- Directed by: Fernando Di Leo
- Screenplay by: Fernando Di Leo
- Story by: Fernando Di Leo
- Produced by: Umberto Russo; Vittorio Russo;
- Starring: Claudio Cassinelli; Martin Balsam; Barbara Bouchet; Pier Paolo Capponi;
- Cinematography: Roberto Gerardi
- Edited by: Amedeo Giomini
- Music by: Luis Enriquez Bacalov
- Production company: Teleuropa International Film
- Distributed by: Titanus
- Release date: 17 March 1978 (Italy);
- Running time: 102 minutes
- Country: Italy
- Box office: ₤259,502 million

= Blood and Diamonds =

1978 film

Blood and Diamonds (Diamanti sporchi di sangue) is a 1978 Italian noir-poliziottesco film directed by Fernando di Leo.

== Cast ==
- Claudio Cassinelli: Guido Mauri
- Martin Balsam: Rizzo
- Barbara Bouchet: Lisa
- Pier Paolo Capponi: Tony
- Olga Karlatos: Maria
- Vittorio Caprioli: commissioner

==Production==
The original title for the film was Roma calibro 9 (lit. 'Rome caliber 9').
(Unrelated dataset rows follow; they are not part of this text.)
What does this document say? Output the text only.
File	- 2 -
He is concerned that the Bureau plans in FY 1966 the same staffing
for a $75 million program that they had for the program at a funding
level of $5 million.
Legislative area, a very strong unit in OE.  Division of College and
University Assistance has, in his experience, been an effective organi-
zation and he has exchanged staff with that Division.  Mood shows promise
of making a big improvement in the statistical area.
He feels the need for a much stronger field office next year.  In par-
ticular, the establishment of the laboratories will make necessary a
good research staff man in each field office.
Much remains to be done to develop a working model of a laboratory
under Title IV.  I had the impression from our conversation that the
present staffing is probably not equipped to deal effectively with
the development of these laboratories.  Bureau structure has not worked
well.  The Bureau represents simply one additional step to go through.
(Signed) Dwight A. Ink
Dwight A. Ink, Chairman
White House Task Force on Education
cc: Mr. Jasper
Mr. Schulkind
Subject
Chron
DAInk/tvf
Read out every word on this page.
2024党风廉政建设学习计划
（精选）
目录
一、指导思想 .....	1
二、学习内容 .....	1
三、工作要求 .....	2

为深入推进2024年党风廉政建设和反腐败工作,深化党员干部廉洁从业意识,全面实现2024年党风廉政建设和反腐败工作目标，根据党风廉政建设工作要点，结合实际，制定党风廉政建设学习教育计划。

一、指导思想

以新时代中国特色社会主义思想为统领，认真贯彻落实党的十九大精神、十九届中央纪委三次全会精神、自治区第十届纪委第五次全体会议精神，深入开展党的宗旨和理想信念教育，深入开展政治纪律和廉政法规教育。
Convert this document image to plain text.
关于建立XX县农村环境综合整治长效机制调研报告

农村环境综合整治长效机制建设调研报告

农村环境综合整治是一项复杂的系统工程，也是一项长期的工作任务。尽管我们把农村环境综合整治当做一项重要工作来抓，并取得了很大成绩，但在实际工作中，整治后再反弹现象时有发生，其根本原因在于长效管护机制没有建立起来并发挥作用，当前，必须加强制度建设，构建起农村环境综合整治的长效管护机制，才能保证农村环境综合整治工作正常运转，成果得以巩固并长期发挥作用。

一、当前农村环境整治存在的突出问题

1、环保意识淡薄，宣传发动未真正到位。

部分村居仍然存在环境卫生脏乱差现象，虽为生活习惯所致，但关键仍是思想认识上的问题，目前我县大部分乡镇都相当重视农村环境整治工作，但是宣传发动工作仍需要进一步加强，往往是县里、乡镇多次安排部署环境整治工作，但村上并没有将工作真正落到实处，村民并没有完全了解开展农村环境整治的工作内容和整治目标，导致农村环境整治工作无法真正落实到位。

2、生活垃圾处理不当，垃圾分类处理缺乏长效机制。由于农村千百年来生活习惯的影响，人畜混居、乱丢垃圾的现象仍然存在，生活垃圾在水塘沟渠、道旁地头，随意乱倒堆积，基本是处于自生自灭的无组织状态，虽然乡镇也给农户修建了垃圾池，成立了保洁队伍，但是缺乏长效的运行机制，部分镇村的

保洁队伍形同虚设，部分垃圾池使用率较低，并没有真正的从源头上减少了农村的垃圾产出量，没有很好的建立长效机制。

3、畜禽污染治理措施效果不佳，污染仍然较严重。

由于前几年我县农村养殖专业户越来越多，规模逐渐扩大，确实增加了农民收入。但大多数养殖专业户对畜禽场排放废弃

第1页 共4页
The film is very similar to Di Leo's earlier film Caliber 9, with Italian film historian and critic Roberto Curti describing it as "a reversal of Caliber 9" with the relationships in the film being contrary to each other.

The cast initially intended to include Franco Gasparri, fresh from the success of the Mark il poliziotto film series, in the main role of Guido Mauri.

==Release==
Blood and Diamonds premiered in Rome on 17 March 1978. The film was distributed by Titanus in Italy, the day after the kidnapping of Aldo Moro which led to the film grossing only 259,502,900 Italian lira.

== Legacy ==
Part of Luis Bacalov's score was recycled by Bruno Mattei for Hell of the Living Dead (1980).